Tuesday, July 19, 2011

Largest Gun Ever Built

The Gustav had a bore diameter of 800 mm (just under a yard) and used 3000 pounds, more than a ton, of smokeless powder charge to fire its two primary shell types: a 10,584 lb. high explosive (HE) shell and a 16,540 lb. concrete-piercing shell—roughly the weight of an unladen 71-passenger school bus, travelling at 2700ft/s.

With a maximum elevation of 48 degrees, the HE shell could hit a target 29 miles away, while the bunker-buster could nail anything within 23 miles—both with reasonable accuracy. The Gustav could basically fire a shell over the widest point of Long Island, NY and hit nothing but water. If it did hit, the HE would leave a 30-foot deep crater while the piercing round could penetrate as much as 264 feet of reinforced concrete (or height of the Seattle Exchange Building).

The Gustav, luckily, saw only very brief action. It fired 300 shells on Sevastopol (at a rate of about 14 shells a day) and 30 more during the Warsaw Uprising of 1944 before being captured by Allied troops and chopped up for scrap. Its 7 million Deutsch Mark sister, the Dora, was destroyed by the Germans themselves to keep it from falling into the hands of the Russians. The rest of the Nazis' evil War Machine would fall by 1945 after Allied forces finished curb stomping them back across the Rheinland.


  1. Hey, Mikeb302000:

    Is Gustav preparing to fire a shell 23 miles, or is he just not happy to see us? I think he needs a ton or so little blue pills.

    We can all be grateful for Adolf Hitler's penchant for bigger guns, tanks, bombers, battleships, etc.,.

    While his generals and other advisers warned him of the dangers of a two front war, reliance on technologically superior (as well as difficult and expensive to manufacture and very hard to maintain in the field) weapons systems, Herr Hitler continued his profligacy. I guess it was excusable though; all he really wanted was a more polite society, free of the mongrels, mud people and juden.
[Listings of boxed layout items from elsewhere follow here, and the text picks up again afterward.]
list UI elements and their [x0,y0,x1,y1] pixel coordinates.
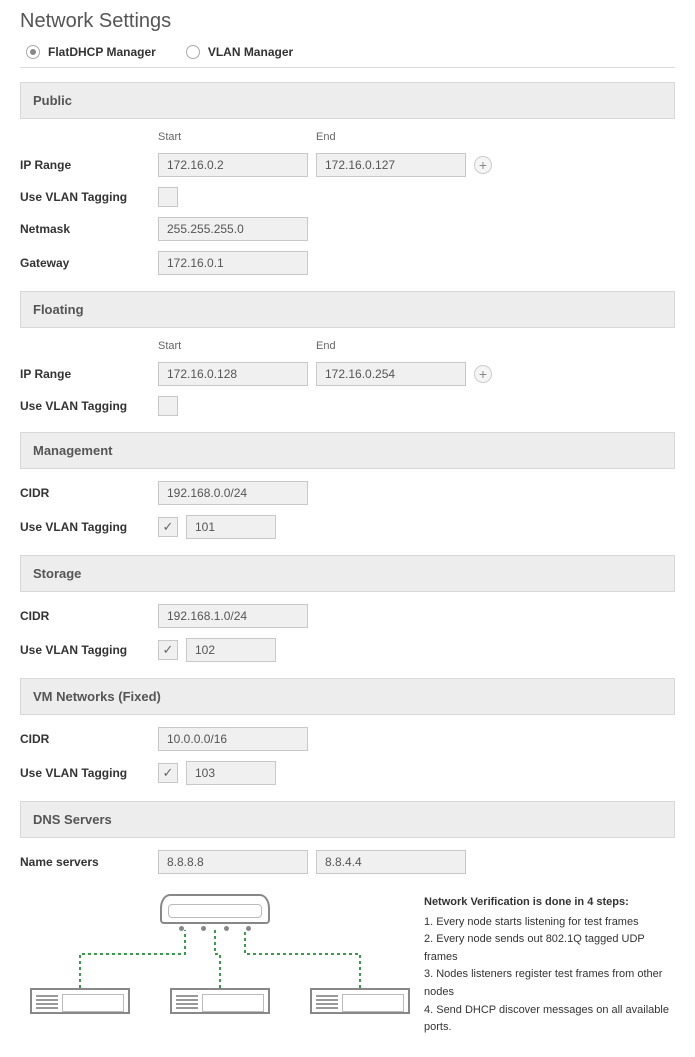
server-icon [310,988,410,1014]
storage-vlan-id-input[interactable] [186,638,276,662]
floating-vlan-label: Use VLAN Tagging [20,399,150,413]
floating-form: Start End IP Range + Use VLAN Tagging [20,340,675,416]
col-end-label: End [316,340,466,352]
divider [20,67,675,68]
management-cidr-label: CIDR [20,486,150,500]
public-vlan-checkbox[interactable] [158,187,178,207]
radio-circle-icon [186,45,200,59]
storage-cidr-label: CIDR [20,609,150,623]
network-diagram [20,894,400,1014]
storage-vlan-checkbox[interactable] [158,640,178,660]
verify-step3: 3. Nodes listeners register test frames … [424,966,675,1001]
section-header-dns: DNS Servers [20,801,675,838]
col-start-label: Start [158,131,308,143]
floating-vlan-checkbox[interactable] [158,396,178,416]
floating-ip-end-input[interactable] [316,362,466,386]
public-ip-end-input[interactable] [316,153,466,177]
plus-icon: + [479,367,487,381]
section-header-storage: Storage [20,555,675,592]
vmnet-vlan-label: Use VLAN Tagging [20,766,150,780]
management-vlan-label: Use VLAN Tagging [20,520,150,534]
page-title: Network Settings [20,10,675,33]
server-icon [170,988,270,1014]
dns-name-label: Name servers [20,855,150,869]
verify-step2: 2. Every node sends out 802.1Q tagged UD… [424,931,675,966]
management-cidr-input[interactable] [158,481,308,505]
verify-step4: 4. Send DHCP discover messages on all av… [424,1002,675,1037]
public-ip-range-label: IP Range [20,158,150,172]
section-header-floating: Floating [20,291,675,328]
verification-text: Network Verification is done in 4 steps:… [424,894,675,1037]
management-form: CIDR Use VLAN Tagging [20,481,675,539]
plus-icon: + [479,158,487,172]
management-vlan-id-input[interactable] [186,515,276,539]
verify-step1: 1. Every node starts listening for test … [424,914,675,932]
vmnet-vlan-checkbox[interactable] [158,763,178,783]
floating-ip-range-label: IP Range [20,367,150,381]
public-add-range-button[interactable]: + [474,156,492,174]
vmnet-cidr-input[interactable] [158,727,308,751]
storage-form: CIDR Use VLAN Tagging [20,604,675,662]
dns-ns1-input[interactable] [158,850,308,874]
manager-radio-group: FlatDHCP Manager VLAN Manager [20,45,675,59]
public-ip-start-input[interactable] [158,153,308,177]
switch-icon [160,894,270,924]
col-start-label: Start [158,340,308,352]
storage-vlan-label: Use VLAN Tagging [20,643,150,657]
dns-form: Name servers [20,850,675,874]
col-end-label: End [316,131,466,143]
radio-vlan-label: VLAN Manager [208,45,293,59]
vmnet-vlan-id-input[interactable] [186,761,276,785]
section-header-vmnet: VM Networks (Fixed) [20,678,675,715]
public-netmask-label: Netmask [20,222,150,236]
verify-heading: Network Verification is done in 4 steps: [424,894,675,912]
server-icon [30,988,130,1014]
radio-vlan[interactable]: VLAN Manager [186,45,293,59]
radio-circle-icon [26,45,40,59]
public-gateway-label: Gateway [20,256,150,270]
floating-ip-start-input[interactable] [158,362,308,386]
floating-add-range-button[interactable]: + [474,365,492,383]
public-vlan-label: Use VLAN Tagging [20,190,150,204]
dns-ns2-input[interactable] [316,850,466,874]
section-header-public: Public [20,82,675,119]
public-gateway-input[interactable] [158,251,308,275]
vmnet-cidr-label: CIDR [20,732,150,746]
public-form: Start End IP Range + Use VLAN Tagging Ne… [20,131,675,275]
storage-cidr-input[interactable] [158,604,308,628]
radio-flatdhcp[interactable]: FlatDHCP Manager [26,45,156,59]
section-header-management: Management [20,432,675,469]
public-netmask-input[interactable] [158,217,308,241]
management-vlan-checkbox[interactable] [158,517,178,537]
verification-row: Network Verification is done in 4 steps:… [20,894,675,1037]
radio-flatdhcp-label: FlatDHCP Manager [48,45,156,59]
vmnet-form: CIDR Use VLAN Tagging [20,727,675,785]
    Ultimately it was logisitics that allowed the allies to defeat the Axis and Imperial Japan. Yep, we made a shittonpantload of guns, tanks, bomber, fighters, etc.; it was the Liberty Ships, trucks and other cargo movers plus their cargoes that allowed U.S. and allied troops to maintain long lines of supply in hostile territory and continue pushing the enemy back. Well that and the fact that the chinese, russians and indians contributed millions of bodies to the cause.

  2. OK read. One question, why is it tagged by as "gun culture" instead of "history"? Not like I am going to go buy one.

  3. I believe one of those middle eastern countries built some piece of artillery into a hillside that could loft a shell several hundred miles. Details are cloudy but i'm sure someone can find it.

  4. I don't have a tag called "gun history" or "history" and I didn't want to create new categories.

    Why, doesn't "gun culture" include interest in stuff like this?

  5. Anonymous:

    Perhaps you're thinking of the HARP Superguns that Gerald Bull was trying to build for Iraq.

    Wiki has some information on it.